Zaid Al-Mutairi

Personal information
- Nationality: Kuwait
- Born: 25 March 1982 (age 44)
- Height: 1.69 m (5 ft 6+1⁄2 in)
- Weight: 64 kg (141 lb)

Sport
- Sport: Shooting
- Event: Skeet
- Club: Kuwait Shooting Club
- Coached by: Rustam Yambulatov

Medal record
Men's shooting
Representing Kuwait
Asian Games
| Silver medal – second place | 2006 Doha | Skeet team |
Asian Championships
| Gold medal – first place | 2007 Kuwait City | Skeet team |
| Silver medal – second place | 2012 Doha | Skeet team |
| Silver medal – second place | 2015 Kuwait City | Skeet team |
Asian Shotgun Championships
| Gold medal – first place | 2012 Patiala | Skeet team |
| Gold medal – first place | 2014 Al-Ain | Skeet team |
| Gold medal – first place | 2016 Abu Dhabi | Skeet team |
| Silver medal – second place | 2009 Almaty | Skeet team |
| Silver medal – second place | 2013 Almaty | Skeet team |
| Silver medal – second place | 2014 Al-Ain | Skeet |
| Bronze medal – third place | 2012 Patiala | Skeet |

= Zaid Al-Mutairi =

Kuwaiti sport shooter (born 1982)

Zaid Al-Mutairi (زيد المطيري; born March 25, 1982) is a Kuwaiti sport shooter.

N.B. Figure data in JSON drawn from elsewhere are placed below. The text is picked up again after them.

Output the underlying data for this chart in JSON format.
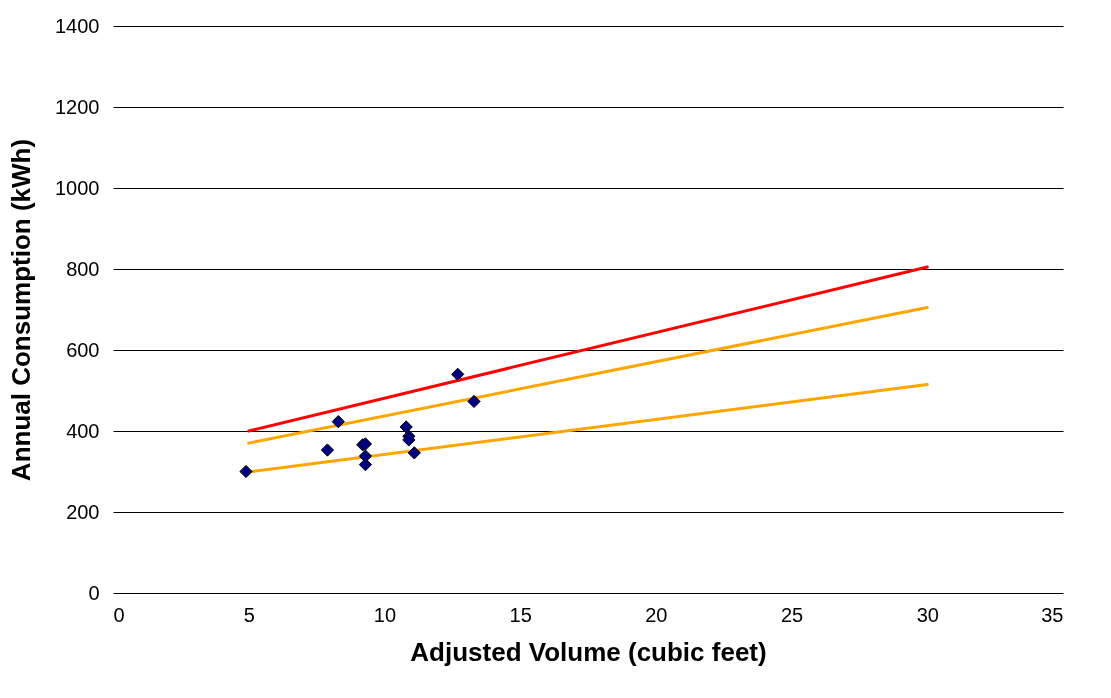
{
  "chart_data": {
    "type": "scatter",
    "xlabel": "Adjusted Volume (cubic feet)",
    "ylabel": "Annual Consumption (kWh)",
    "xlim": [
      0,
      35
    ],
    "xticks": [
      0,
      5,
      10,
      15,
      20,
      25,
      30,
      35
    ],
    "ylim": [
      0,
      1400
    ],
    "yticks": [
      0,
      200,
      400,
      600,
      800,
      1000,
      1200,
      1400
    ],
    "grid": "y",
    "line_style": "solid",
    "series": [
      {
        "type": "line",
        "color": "#ff0000",
        "x": [
          5,
          30
        ],
        "values": [
          400,
          805
        ]
      },
      {
        "type": "line",
        "color": "#ffa500",
        "x": [
          5,
          30
        ],
        "values": [
          370,
          705
        ]
      },
      {
        "type": "line",
        "color": "#ffa500",
        "x": [
          5,
          30
        ],
        "values": [
          299,
          515
        ]
      },
      {
        "marker": "diamond",
        "color": "#000080",
        "x": [
          4.9,
          7.9,
          8.3,
          9.2,
          9.3,
          9.3,
          9.3,
          10.8,
          10.9,
          10.9,
          11.1,
          12.7,
          13.3
        ],
        "values": [
          300,
          353,
          423,
          366,
          368,
          338,
          317,
          410,
          387,
          378,
          346,
          540,
          473
        ]
      }
    ]
  }
}
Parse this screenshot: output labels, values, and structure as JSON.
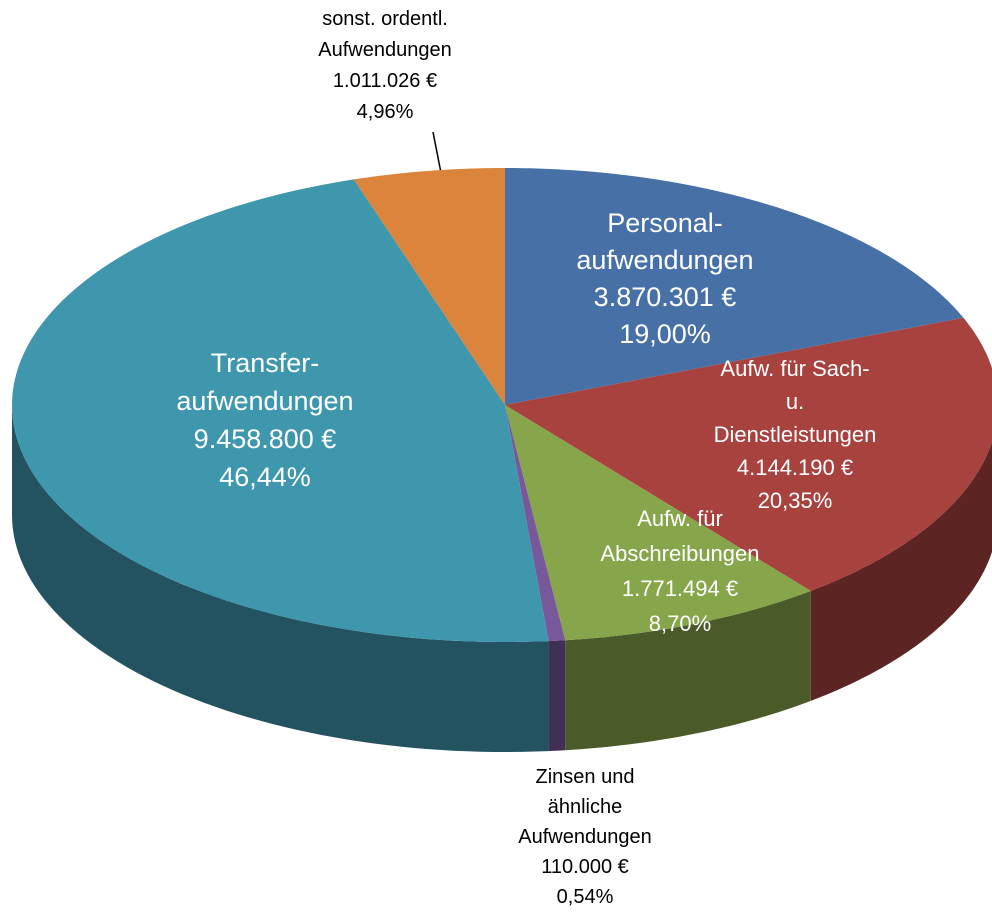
{
  "chart_data": {
    "type": "pie3d",
    "categories": [
      [
        "Personal-",
        "aufwendungen"
      ],
      [
        "Aufw. für Sach-",
        "u.",
        "Dienstleistungen"
      ],
      [
        "Aufw. für",
        "Abschreibungen"
      ],
      [
        "Zinsen und",
        "ähnliche",
        "Aufwendungen"
      ],
      [
        "Transfer-",
        "aufwendungen"
      ],
      [
        "sonst. ordentl.",
        "Aufwendungen"
      ]
    ],
    "values": [
      3870301,
      4144190,
      1771494,
      110000,
      9458800,
      1011026
    ],
    "value_labels": [
      "3.870.301 €",
      "4.144.190 €",
      "1.771.494 €",
      "110.000 €",
      "9.458.800 €",
      "1.011.026 €"
    ],
    "percentages": [
      19.0,
      20.35,
      8.7,
      0.54,
      46.44,
      4.96
    ],
    "percentage_labels": [
      "19,00%",
      "20,35%",
      "8,70%",
      "0,54%",
      "46,44%",
      "4,96%"
    ],
    "colors": [
      "#4770a6",
      "#a8423f",
      "#87a54b",
      "#77589b",
      "#3f97ae",
      "#da843c"
    ]
  }
}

He won a silver medal, as a member of the Kuwaiti shooting team, at the 2006 Asian Games in Doha, Qatar. He also captured two more medals for skeet shooting at the ISSF World Cup circuit (2007 in Maribor, Slovenia, and 2009 in San Marino).

Al-Mutairi represented Kuwait at the 2008 Summer Olympics in Beijing, where he competed in the men's skeet shooting, along with four-time Olympian Abdullah Al-Rashidi. He finished only in tenth place by two points behind his teammate Al-Rashidi, for a total score of 118 targets in the two-day qualifying rounds, and one additional point from the shoot-off match.